PostCSS from Sass
by mmyoji
2 min read
Motivation
I'd used Sass (.scss
) in a Nuxt.js project. But Nuxt.js doesn't support Sass
natively. Removing node-sass
and sass-loader
will make me easier to maintain
the project.
In addition, I have lately heard that PostCSS is modern CSS pre-/post-processor and you should use it. Nuxt.js also supports it w/o installing additional npm packages.
Then I switched from Sass to PostCSS.
What is changed?
A quantity of Sass in the project was not so large and it was not hard to migrate into PostCSS. There might be another difficulties for a larger Sass project, I would write what was required in the migration.
Variables
$primary-blue: #58c3e0;
.button {
background-color: $primary-blue;
}
to
:root {
--primary-blue: #58c3e0;
}
.button {
background-color: var(--primary-blue);
}
Single Line CSS
I'm not sure this might be happen always. At least a single line CSS didn't work in my project. (and unfortunately, there was no warning/error logs for it.)
/* doesn't work */
.foo { color: red; }
/* works */
.foo {
color: red;
}
Nesting
There're plugins for CSS nesting: postcss-nested and postcss-nesting.

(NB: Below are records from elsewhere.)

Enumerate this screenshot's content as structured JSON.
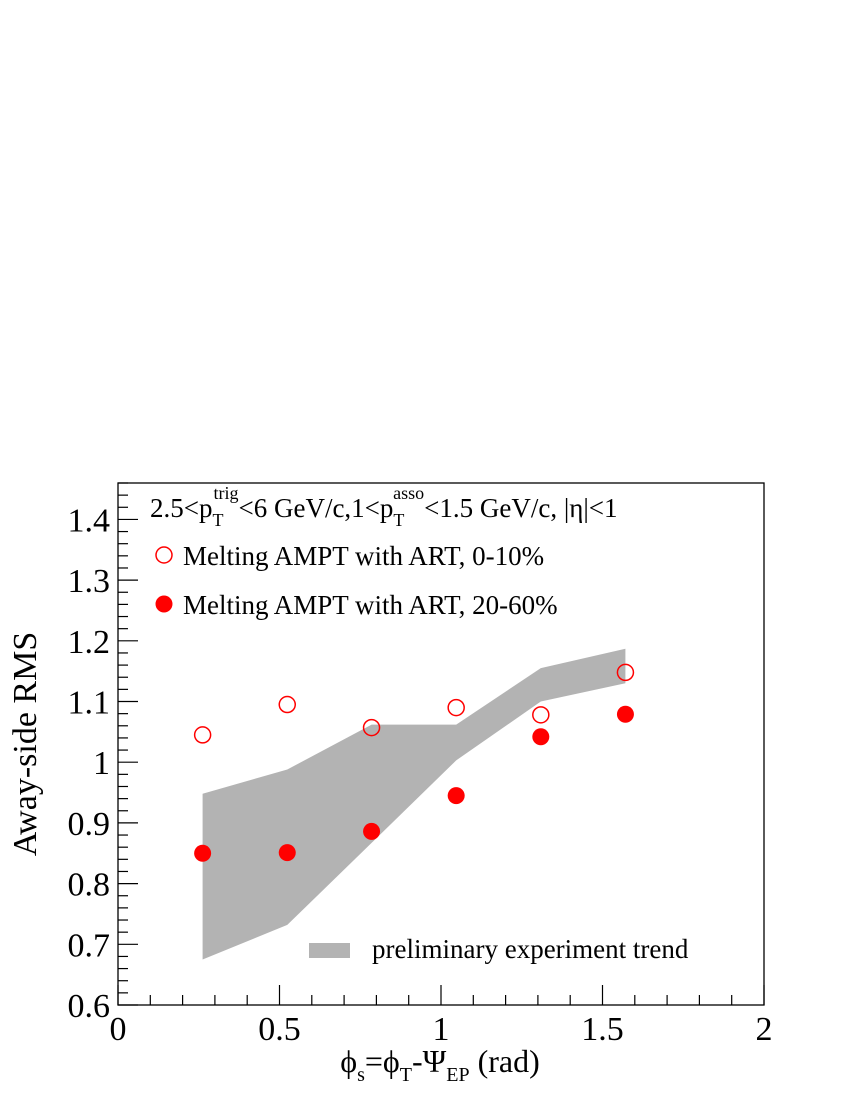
{
  "chart_data": {
    "type": "scatter",
    "annotation": {
      "prefix": "2.5<p",
      "sub1": "T",
      "sup1": "trig",
      "mid": "<6 GeV/c,1<p",
      "sub2": "T",
      "sup2": "asso",
      "suffix": "<1.5 GeV/c, |η|<1"
    },
    "xlabel": {
      "p1": "ϕ",
      "s1": "s",
      "p2": "=ϕ",
      "s2": "T",
      "p3": "-Ψ",
      "s3": "EP",
      "p4": " (rad)"
    },
    "ylabel": "Away-side RMS",
    "xlim": [
      0,
      2
    ],
    "ylim": [
      0.6,
      1.46
    ],
    "x_ticks": [
      0,
      0.5,
      1,
      1.5,
      2
    ],
    "x_tick_labels": [
      "0",
      "0.5",
      "1",
      "1.5",
      "2"
    ],
    "y_ticks": [
      0.6,
      0.7,
      0.8,
      0.9,
      1.0,
      1.1,
      1.2,
      1.3,
      1.4
    ],
    "y_tick_labels": [
      "0.6",
      "0.7",
      "0.8",
      "0.9",
      "1",
      "1.1",
      "1.2",
      "1.3",
      "1.4"
    ],
    "series": [
      {
        "name": "Melting AMPT with ART, 0-10%",
        "marker": "open-circle",
        "color": "#ff0000",
        "x": [
          0.262,
          0.524,
          0.785,
          1.047,
          1.309,
          1.571
        ],
        "y": [
          1.045,
          1.095,
          1.057,
          1.09,
          1.078,
          1.148
        ]
      },
      {
        "name": "Melting AMPT with ART, 20-60%",
        "marker": "filled-circle",
        "color": "#ff0000",
        "x": [
          0.262,
          0.524,
          0.785,
          1.047,
          1.309,
          1.571
        ],
        "y": [
          0.85,
          0.851,
          0.886,
          0.945,
          1.042,
          1.079
        ]
      }
    ],
    "band": {
      "name": "preliminary experiment trend",
      "color": "#b3b3b3",
      "x": [
        0.262,
        0.524,
        0.785,
        1.047,
        1.309,
        1.571
      ],
      "upper": [
        0.948,
        0.988,
        1.062,
        1.062,
        1.155,
        1.187
      ],
      "lower": [
        0.675,
        0.732,
        0.867,
        1.003,
        1.1,
        1.13
      ]
    },
    "legend": {
      "entries": [
        "Melting AMPT with ART, 0-10%",
        "Melting AMPT with ART, 20-60%",
        "preliminary experiment trend"
      ]
    }
  }
}
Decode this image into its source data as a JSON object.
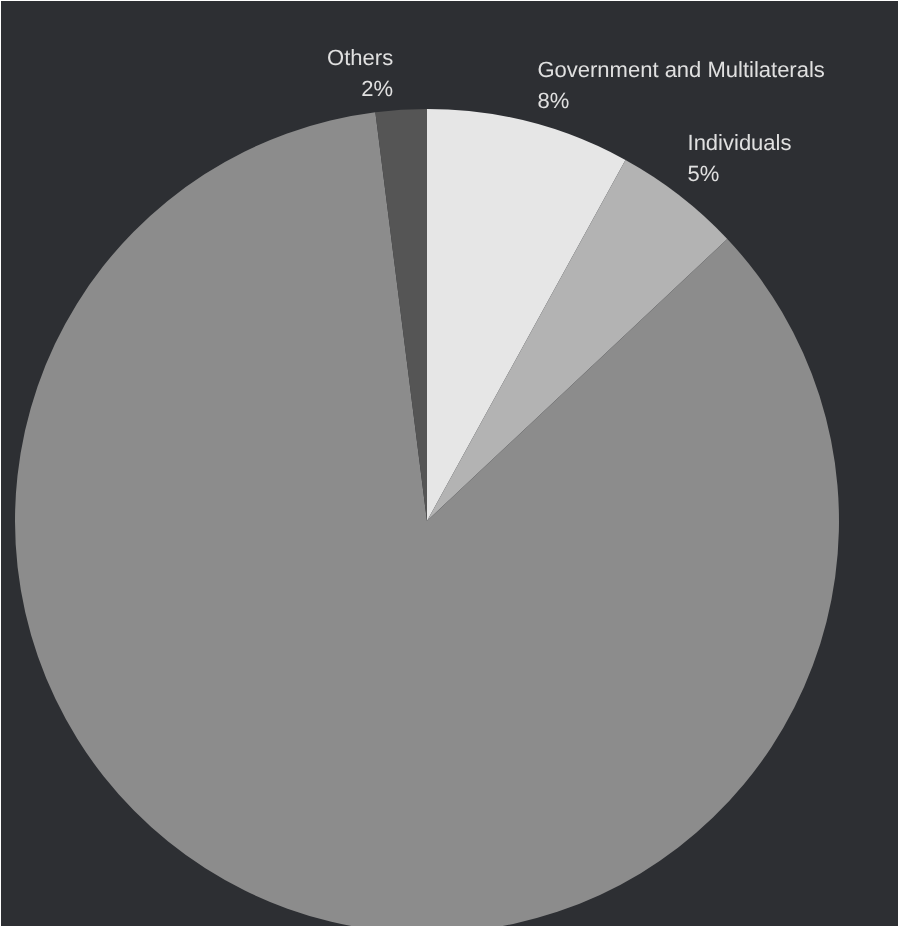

If you use postcss-preset-env
(and I personally think you should use this normally) with stage: 3
, you can
use the latter postcss-nesting
. see:
https://github.com/csstools/postcss-preset-env#features
But if you want to use Sass-style nesting, use postcss-nested
and you don't
need to rewrite nested CSSs.
postcss-nesting
(and future CSS nesting) will be like this:
.foo {
color: red;
/* need `&` unlike Sass nesting */
& .hoge {
font-size: 12px;
}
}
/* becomes */
.foo {
color: red;
}
.foo .hoge {
font-size: 12px;
}
@for
There's postcss-for plugin.
However, because the utility CSS classes in my project were not often used, I
removed @for
and wrote some classes manually.
darken
color function
There's very useful color functions in Sass: darken
and lighten
. Luckily we
have a plugin
postcss-color-function, but
it requires a slight change for the former Sass functions.
.foo {
background-color: darken($primary-blue, 20%);
}
to
.foo {
background-color: color(var(--primary-blue), shade(20%));
}
This seems verbose and I gave up using this plugin. I prepare darker/lighter variables and use them directly.
Summary
There might be harder if your project has a lot of Sass features, but it's better choise to use PostCSS for future CSS development and it worths it.
You can add necessary plugins gradually when you need it in PostCSS development. Though we often write styles inside a component (like React and Vue.js) in modern web development, global styling sometimes might be necessary and PostCSS is one of the best choices for it.